Background Diabetes related complications are associated with poorer health and reduced quality of life. In Ireland, the prevalence of complications has been based on administrative and regional data; information on the national prevalence is limited. The aim of this study was to investigate the prevalence of diabetes and its related complications in a nationally representative sample of older adults in Ireland.
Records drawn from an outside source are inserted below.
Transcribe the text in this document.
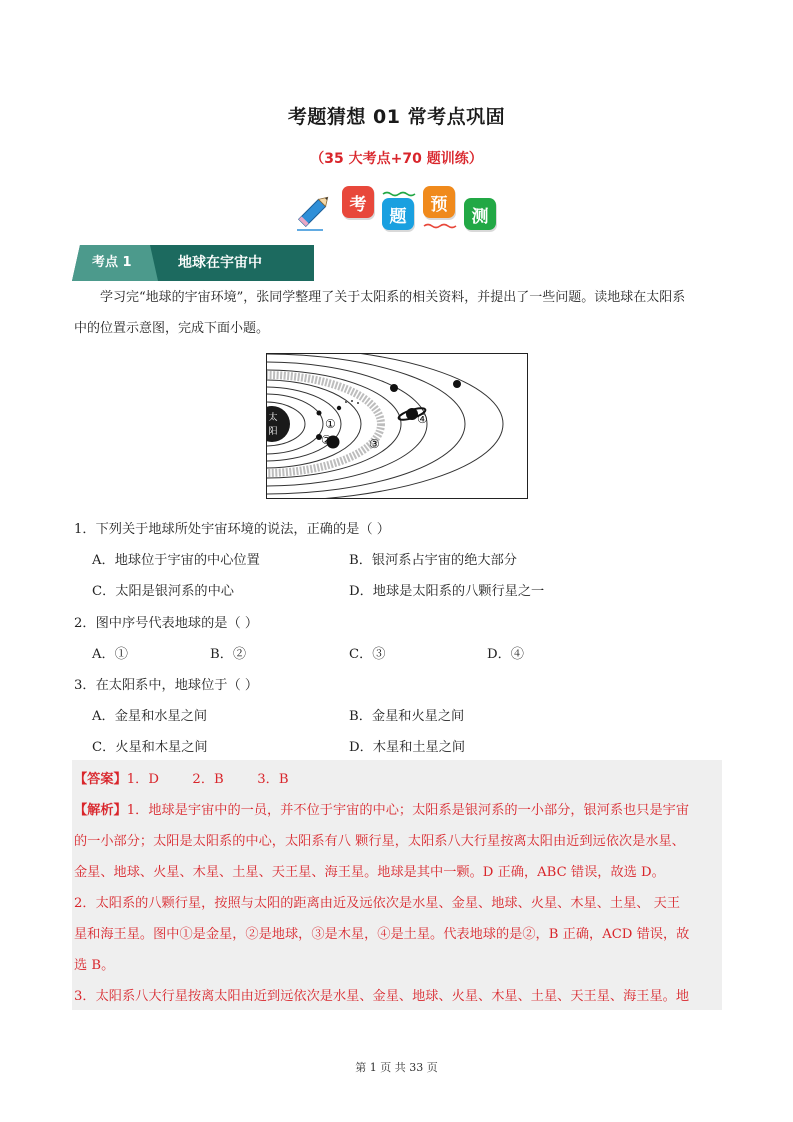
考题猜想 01 常考点巩固
（35 大考点+70 题训练）
考
题
预
测
考点 1	地球在宇宙中
学习完“地球的宇宙环境”，张同学整理了关于太阳系的相关资料，并提出了一些问题。读地球在太阳系
中的位置示意图，完成下面小题。
太
阳
①
②	③
④
1．下列关于地球所处宇宙环境的说法，正确的是（ ）
A．地球位于宇宙的中心位置	B．银河系占宇宙的绝大部分
C．太阳是银河系的中心	D．地球是太阳系的八颗行星之一
2．图中序号代表地球的是（ ）
A．①	B．②	C．③	D．④
3．在太阳系中，地球位于（ ）
A．金星和水星之间	B．金星和火星之间
C．火星和木星之间	D．木星和土星之间
【答案】1．D        2．B        3．B
【解析】1．地球是宇宙中的一员，并不位于宇宙的中心；太阳系是银河系的一小部分，银河系也只是宇宙
的一小部分；太阳是太阳系的中心，太阳系有八 颗行星，太阳系八大行星按离太阳由近到远依次是水星、
金星、地球、火星、木星、土星、天王星、海王星。地球是其中一颗。D 正确，ABC 错误，故选 D。
2．太阳系的八颗行星，按照与太阳的距离由近及远依次是水星、金星、地球、火星、木星、土星、 天王
星和海王星。图中①是金星，②是地球，③是木星，④是土星。代表地球的是②，B 正确，ACD 错误，故
选 B。
3．太阳系八大行星按离太阳由近到远依次是水星、金星、地球、火星、木星、土星、天王星、海王星。地
第 1 页 共 33 页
Methods Cross-sectional analysis of a population-based sample of adults aged 50 years or over who participated in the first wave of The Irish Longitudinal Study on Ageing, (2009–2011). Data from a computer-assisted personal interview were analysed. Self-report of doctor diagnosed diabetes was used to determine overall prevalence and age of diagnosis to estimate years since diagnosis. Micro vascular complications were defined as a self-reported doctor-diagnosis of leg ulcer, proteinuria, neuropathy, retinopathy or kidney damage. Macro vascular complications were defined as previous myocardial infarction, congestive cardiac failure, cerebrovascular accident or transient ischaemic attack. Analysis was carried out in Stata 12 using the survey function; weights were based on 2011 census figures. The chi-squared test assessed gender-specific differences in prevalence. Multivariate logistic regression was used to develop an explanatory model for the presence of either micro or macro vascular complications. The level of statistical significance was 0.05.
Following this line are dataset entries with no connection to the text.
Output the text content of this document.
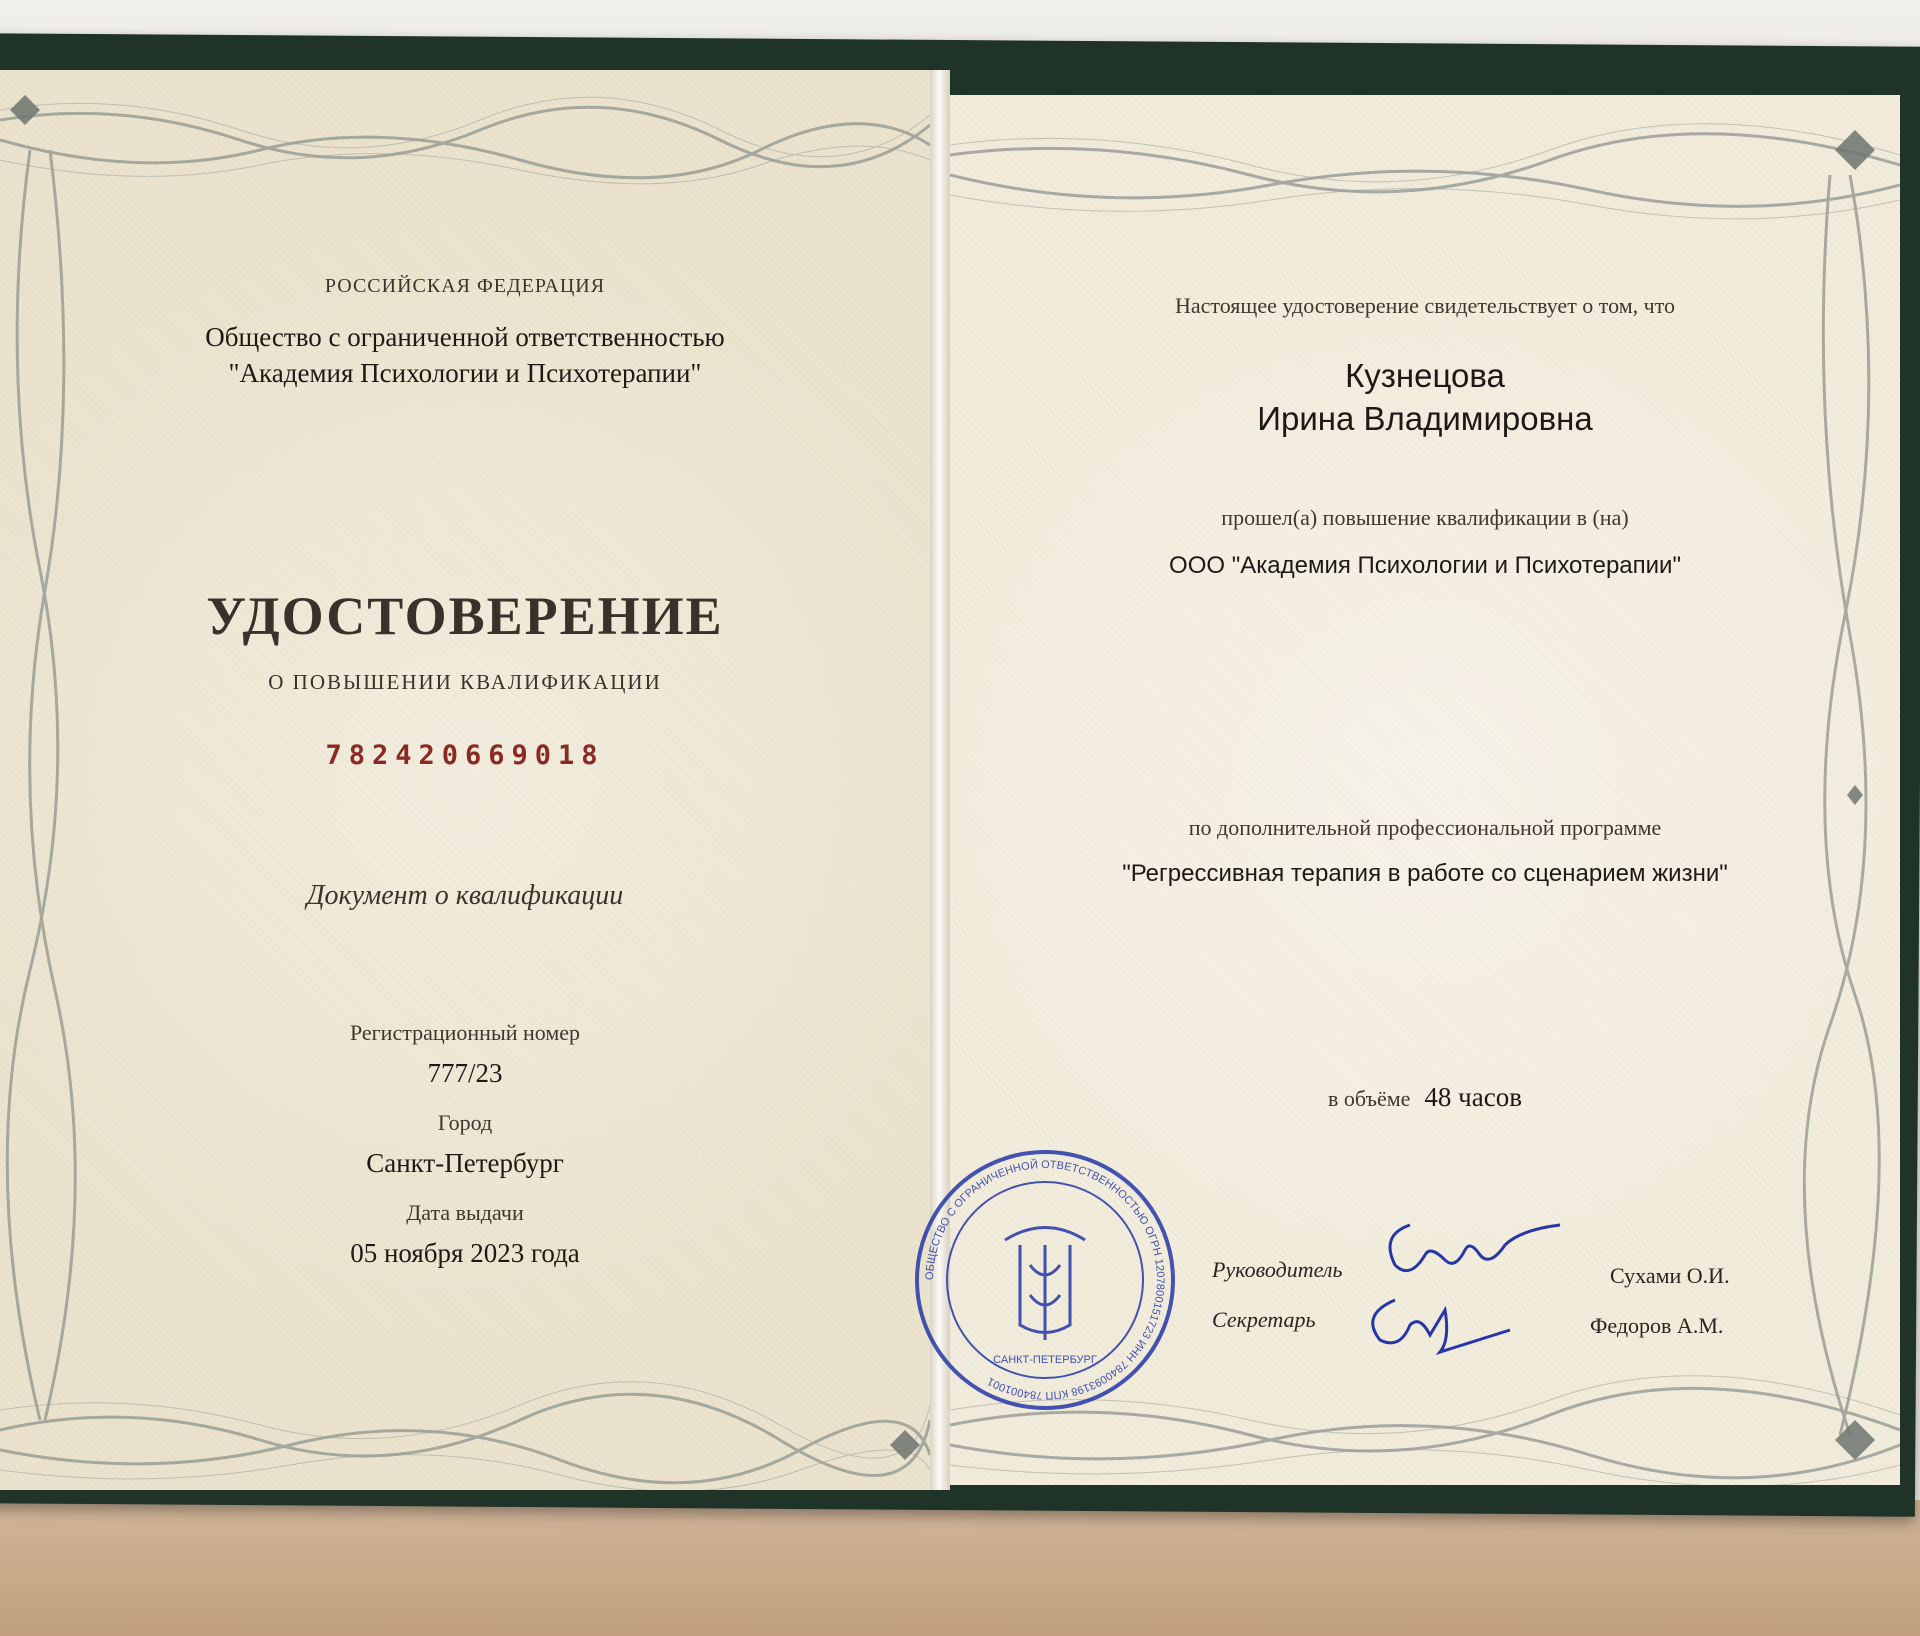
РОССИЙСКАЯ ФЕДЕРАЦИЯ
Общество с ограниченной ответственностью
"Академия Психологии и Психотерапии"
УДОСТОВЕРЕНИЕ
О ПОВЫШЕНИИ КВАЛИФИКАЦИИ
782420669018
Документ о квалификации
Регистрационный номер
777/23
Город
Санкт-Петербург
Дата выдачи
05 ноября 2023 года
Настоящее удостоверение свидетельствует о том, что
Кузнецова
Ирина Владимировна
прошел(а) повышение квалификации в (на)
ООО "Академия Психологии и Психотерапии"
по дополнительной профессиональной программе
"Регрессивная терапия в работе со сценарием жизни"
в объёме 48 часов
Руководитель	Сухами О.И.
Секретарь	Федоров А.М.
ОБЩЕСТВО С ОГРАНИЧЕННОЙ ОТВЕТСТВЕННОСТЬЮ ОГРН 1207800151723 ИНН 7840093198 КПП 784001001
САНКТ-ПЕТЕРБУРГ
Results Data from 8175 participants were available for analysis. 634 individuals self-reported a diagnosis of diabetes. The overall weighted prevalence of doctor diagnosed type 2 diabetes was 8.0% (95% CI: 7.4%–8.6%) and was higher among men (9.6% males [8.6%–10.6%] versus 6.5% females [5.9%–7.5%]; p ≤ 0.001). The median duration since diagnosis was 5 years (IQR 3–10 years). Nearly one third were diagnosed between the ages of 50–59 years (32.2% [28.1%–36.2%]). Among participants with type 2 diabetes, the overall prevalence of micro vascular complications was 26.1% (22.4%–30.1%) with no evidence of gender-specific differences (p = 0.6). The prevalence for each micro vascular complication was: leg ulcers 4.1% (2.7%–6.2%); proteinuria 6.5% (4.7%–9.0%); neuropathy 14.5% (11.7%–17.9%); retinopathy 8.4% (6.4%–11.1%); kidney damage 5% (3.4%–7.5%). Overall, the prevalence of reported diagnosed macro vascular conditions was 15.2% (12.3%–18.6%) and was higher among men (18.2% males [12.3%–18.6%] vs. 11.1% females [7.5%–16.2%]; p ≤ 0.001).
Conclusion Diabetes is a common condition among older people in Ireland with a high burden of micro and macro vascular complications. Diabetes prevalence is projected to increase; therefore effective prevention strategies are urgently needed to reduce the burden of complications.